Même si la perte de facultés auditives éprouvée par le demandeur est due à son service au sein de la GRC, cet état ne répond pas aux conditions requises pour donner droit à indemnité.

[11]      La décision du Tribunal contient une phrase ambiguë. On y lit, en effet, [traduction] " si un appelant ne parvient pas à démontrer que les faits présentés devant le Tribunal ne sont pas les mêmes que ceux qui ont servi de base à l'établissement des lignes directrices, le Tribunal estime devoir s'en tenir aux lignes directrices. ". Pour le demandeur, cela veut dire que le Tribunal a tenu compte de faits extérieurs aux lignes directrices; or, on ne relève pas de tels faits en l'occurrence. Même en tenant compte des articles 3 et 39 de la Loi sur le Tribunal des anciens combattants (révision et appel) , j'estime que le Tribunal a simplement affirmé que le demandeur n'a produit aucune preuve démontrant qu'il satisfait effectivement aux conditions prévues dans les lignes directrices.
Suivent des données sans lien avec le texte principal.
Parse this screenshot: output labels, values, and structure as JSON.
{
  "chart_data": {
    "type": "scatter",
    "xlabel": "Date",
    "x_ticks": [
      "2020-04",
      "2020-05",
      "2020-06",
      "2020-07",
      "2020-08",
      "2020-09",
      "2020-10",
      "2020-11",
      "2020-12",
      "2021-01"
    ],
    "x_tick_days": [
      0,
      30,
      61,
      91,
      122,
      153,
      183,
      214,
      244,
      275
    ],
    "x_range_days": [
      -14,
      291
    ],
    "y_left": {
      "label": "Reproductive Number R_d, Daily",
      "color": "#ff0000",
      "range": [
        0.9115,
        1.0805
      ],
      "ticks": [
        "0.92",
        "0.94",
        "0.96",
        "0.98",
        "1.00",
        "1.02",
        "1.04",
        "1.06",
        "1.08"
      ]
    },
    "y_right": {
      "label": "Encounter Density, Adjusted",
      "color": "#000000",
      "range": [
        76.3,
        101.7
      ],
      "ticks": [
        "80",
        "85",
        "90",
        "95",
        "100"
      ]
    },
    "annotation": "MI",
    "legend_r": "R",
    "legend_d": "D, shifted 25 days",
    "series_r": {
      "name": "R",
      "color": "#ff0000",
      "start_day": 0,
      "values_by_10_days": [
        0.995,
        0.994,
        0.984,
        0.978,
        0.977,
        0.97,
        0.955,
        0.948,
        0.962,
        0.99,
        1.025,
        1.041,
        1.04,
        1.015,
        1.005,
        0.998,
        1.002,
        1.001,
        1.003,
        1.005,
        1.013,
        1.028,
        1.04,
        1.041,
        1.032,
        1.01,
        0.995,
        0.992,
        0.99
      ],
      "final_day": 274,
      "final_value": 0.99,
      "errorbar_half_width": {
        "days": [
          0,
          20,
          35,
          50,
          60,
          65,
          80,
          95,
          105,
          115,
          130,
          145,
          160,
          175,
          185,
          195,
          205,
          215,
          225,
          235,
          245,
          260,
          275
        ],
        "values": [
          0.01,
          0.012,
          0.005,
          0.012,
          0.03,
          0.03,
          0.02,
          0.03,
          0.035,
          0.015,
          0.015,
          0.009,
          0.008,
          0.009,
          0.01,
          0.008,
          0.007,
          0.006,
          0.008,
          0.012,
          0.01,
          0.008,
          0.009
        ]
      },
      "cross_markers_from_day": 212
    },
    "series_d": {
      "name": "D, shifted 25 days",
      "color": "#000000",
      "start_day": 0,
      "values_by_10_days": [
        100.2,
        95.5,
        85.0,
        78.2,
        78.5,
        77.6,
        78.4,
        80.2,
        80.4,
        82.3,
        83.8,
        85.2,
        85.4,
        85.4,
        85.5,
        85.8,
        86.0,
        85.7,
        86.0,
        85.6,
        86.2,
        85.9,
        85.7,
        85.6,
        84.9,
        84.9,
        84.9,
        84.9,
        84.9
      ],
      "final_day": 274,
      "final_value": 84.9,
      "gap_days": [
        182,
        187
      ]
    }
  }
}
C'est au demandeur qu'il incombe de démontrer que son cas correspond aux lignes directrices et de demander à son médecin de répondre, dans son avis, aux exigences prévues dans les lignes directrices. Sinon, il doit demander à un médecin d'exposer dans un rapport médical les raisons pour lesquelles les lignes directrices pourraient ne pas s'appliquer en l'occurrence. En l"espèce, le tribunal n"a pas porté atteinte à l"équité procédurale.

[12]      La demande de contrôle judiciaire est rejetée.

                             William P. McKeown

                             ______________________

                                 J.C.F.C.

Ottawa (Ontario)

Le 7 mai 1999

Traduction certifiée conforme

Bernard Olivier, LL.B.

COUR FÉDÉRALE DU CANADA

SECTION DE PREMIÈRE INSTANCE

     AVOCATS INSCRITS AU DOSSIER

No DU GREFFE :              T-1875-98

INTITULÉ DE LA CAUSE :      DONALD MARVIN GAVIN c. PROCUREUR GÉNÉRAL DU CANADA

LIEU DE L'AUDIENCE :          Vancouver (Colombie-Britannique)

DATE DE L'AUDIENCE :          le 29 avril 1999

MOTIFS DE L'ORDONNANCE EXPOSÉS PAR MONSIEUR LE JUGE MCKEOWN

EN DATE DU :              7 mai 1999

ONT COMPARU :

Elizabeth Harris                          POUR LE DEMANDEUR

Gordon Hoffman                          POUR LE DÉFENDEUR

AVOCATS INSCRITS AU DOSSIER :

Morelli Chertkow                          POUR LE DEMANDEUR

Kamloops (Colombie-Britannique)

Gillespe Renkema Barnett Broadway              POUR LE DÉFENDEUR

Kamloops (Colombie-Britannique)

__________________

1      Loi sur les pensions, L.R.C. (1985), ch. P-6, al. 21(2)a).

2      Supra, par. 21(3).

3      L.C. (1995), ch. 18.

4      149 D.L.R. (3d) 113 (C.S. N.-É., div. appel).

5      [1994] J.C.F. no 201 (Quicklaw).